Eso era lo máximo que podía hacer por ella en ese momento. Parecía que Basasael estaba a punto de acercarse más y arrancarme la cabeza de cuajo, así que levanté Fragarach en un movimiento defensivo y me estremecí de dolor al sentir el ardor en el costado. Cuando el ángel caído dobló las piernas y me bufó, con los brazos abiertos como si fuera un luchador listo para saltar, se me ocurrió que a Coyote debería haberle dado tiempo a disparar un par de flechas durante toda aquella pelea.

¿Dónde estaba ese embaucador? ¿Se había ido y me había dejado solo con el ángel caído? Era famoso por hacer ese tipo de cosas en muchas historias que circulaban sobre él: consigue que el hombre blanco acepte tomar ciertas medidas, después lárgate en el momento crítico y hazle quedar como un idiota. No se me ocurría qué más podría hacer yo solo a aquella criatura. Era evidente que cuatro flechas sagradas le habían infligido cierto daño físico —había anunciado con alaridos que sentía el dolor que le causaban—, pero seguía avanzando. Se me pasó por la cabeza una idea morbosa: si Basasael devoraba mi pobre culo de druida, ¿Morrigan sería capaz de hacerme volver en perfecto estado, resucitado de…? ¿Qué? ¿Caquita de ángel? Eso me llevó a otra pregunta, metafísica y soez al mismo tiempo: ¿los ángeles, ya sean caídos o no, tienen agujero del culo?

Coyote me dio la respuesta de una forma muy original.

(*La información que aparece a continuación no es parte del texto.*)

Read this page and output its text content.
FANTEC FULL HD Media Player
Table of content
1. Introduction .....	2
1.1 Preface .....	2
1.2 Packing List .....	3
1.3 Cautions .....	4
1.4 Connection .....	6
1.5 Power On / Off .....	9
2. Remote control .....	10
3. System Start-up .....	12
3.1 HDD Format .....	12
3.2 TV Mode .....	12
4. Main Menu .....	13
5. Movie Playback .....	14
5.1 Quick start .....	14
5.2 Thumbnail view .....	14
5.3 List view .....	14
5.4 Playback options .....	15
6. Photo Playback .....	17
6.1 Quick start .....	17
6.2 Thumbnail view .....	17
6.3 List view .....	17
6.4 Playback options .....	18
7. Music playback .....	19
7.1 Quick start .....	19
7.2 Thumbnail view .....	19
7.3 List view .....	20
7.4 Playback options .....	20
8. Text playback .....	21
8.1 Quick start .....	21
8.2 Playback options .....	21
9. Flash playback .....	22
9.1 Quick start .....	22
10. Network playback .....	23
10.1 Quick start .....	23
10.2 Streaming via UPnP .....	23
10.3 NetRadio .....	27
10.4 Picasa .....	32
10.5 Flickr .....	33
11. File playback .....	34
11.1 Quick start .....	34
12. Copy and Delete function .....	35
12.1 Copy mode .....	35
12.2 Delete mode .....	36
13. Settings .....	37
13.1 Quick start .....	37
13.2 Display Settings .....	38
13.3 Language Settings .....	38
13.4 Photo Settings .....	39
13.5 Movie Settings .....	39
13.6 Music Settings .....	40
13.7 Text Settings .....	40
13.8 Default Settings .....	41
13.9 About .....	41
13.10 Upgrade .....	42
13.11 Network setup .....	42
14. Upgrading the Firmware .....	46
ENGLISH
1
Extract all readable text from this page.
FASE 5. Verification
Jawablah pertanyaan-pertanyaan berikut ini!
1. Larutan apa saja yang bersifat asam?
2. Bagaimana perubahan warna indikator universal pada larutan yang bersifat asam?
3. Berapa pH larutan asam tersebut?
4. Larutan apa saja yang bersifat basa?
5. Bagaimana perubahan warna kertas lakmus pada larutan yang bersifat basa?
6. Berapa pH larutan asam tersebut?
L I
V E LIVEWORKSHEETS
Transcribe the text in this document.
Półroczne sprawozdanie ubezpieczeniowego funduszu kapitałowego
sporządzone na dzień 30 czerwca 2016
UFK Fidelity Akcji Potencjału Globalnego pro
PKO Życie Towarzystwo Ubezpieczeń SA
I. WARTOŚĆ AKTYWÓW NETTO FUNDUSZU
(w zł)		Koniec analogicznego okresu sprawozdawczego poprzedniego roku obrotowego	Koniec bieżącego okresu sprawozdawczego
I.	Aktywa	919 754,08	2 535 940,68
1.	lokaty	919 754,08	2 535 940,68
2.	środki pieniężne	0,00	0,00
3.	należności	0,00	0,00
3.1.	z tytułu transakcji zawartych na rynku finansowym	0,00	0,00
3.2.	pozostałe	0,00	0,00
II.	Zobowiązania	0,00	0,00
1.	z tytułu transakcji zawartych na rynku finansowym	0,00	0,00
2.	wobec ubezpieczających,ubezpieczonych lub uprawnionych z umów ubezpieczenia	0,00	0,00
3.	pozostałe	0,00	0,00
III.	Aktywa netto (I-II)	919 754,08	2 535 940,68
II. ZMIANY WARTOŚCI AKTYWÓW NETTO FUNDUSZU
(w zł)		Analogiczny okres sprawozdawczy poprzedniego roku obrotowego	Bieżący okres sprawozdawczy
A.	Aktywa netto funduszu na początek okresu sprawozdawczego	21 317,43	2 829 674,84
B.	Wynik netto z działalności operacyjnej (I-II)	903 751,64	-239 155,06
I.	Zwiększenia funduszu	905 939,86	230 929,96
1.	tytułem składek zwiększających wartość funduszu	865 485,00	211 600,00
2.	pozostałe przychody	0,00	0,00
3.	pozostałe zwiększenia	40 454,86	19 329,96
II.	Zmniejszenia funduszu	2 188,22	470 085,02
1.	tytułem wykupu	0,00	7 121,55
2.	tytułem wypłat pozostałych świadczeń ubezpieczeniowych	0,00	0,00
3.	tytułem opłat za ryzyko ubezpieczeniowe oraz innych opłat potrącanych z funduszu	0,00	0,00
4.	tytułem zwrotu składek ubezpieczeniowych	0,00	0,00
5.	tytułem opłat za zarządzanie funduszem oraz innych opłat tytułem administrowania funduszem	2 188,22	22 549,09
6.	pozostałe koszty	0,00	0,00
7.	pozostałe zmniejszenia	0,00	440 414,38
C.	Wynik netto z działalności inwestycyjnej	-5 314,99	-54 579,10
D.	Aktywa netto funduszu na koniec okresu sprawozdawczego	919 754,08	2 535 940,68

Oí un sonido escalofriante, similar a un chapoteo, y Basasael se olvidó completamente de cargar contra mí. Se puso de puntillas sobre sus garras, los pies tan juntos como los de una muñeca cascanueces de madera, los ojos a punto de salírsele de las cuencas, y de la garganta le salió un aullido agónico propio de una
bean sidhe
que me obligó a taparme las orejas (o, mejor dicho, a taparme la oreja buena y la masa de tristes trocitos de cartílago).

—¡Ja! —gritó Coyote, antes de ponerse a corretear y chillar divertido por todo el patio en su forma animal, provocando al ángel caído.

Basasael se impulsó hacia el cielo para perseguirlo.

Como estaba distraído, aproveché para envainar a Fragarach y agarrar a la directora por el cuello del vestido y empujarla otra vez hacia las puertas. Lanzó un gritito de sorpresa y yo le grité, mientras la tiraba adentro:

—¡Cierre el colegio por emergencia ahora mismo! ¡Hágalo antes de que muera alguien más!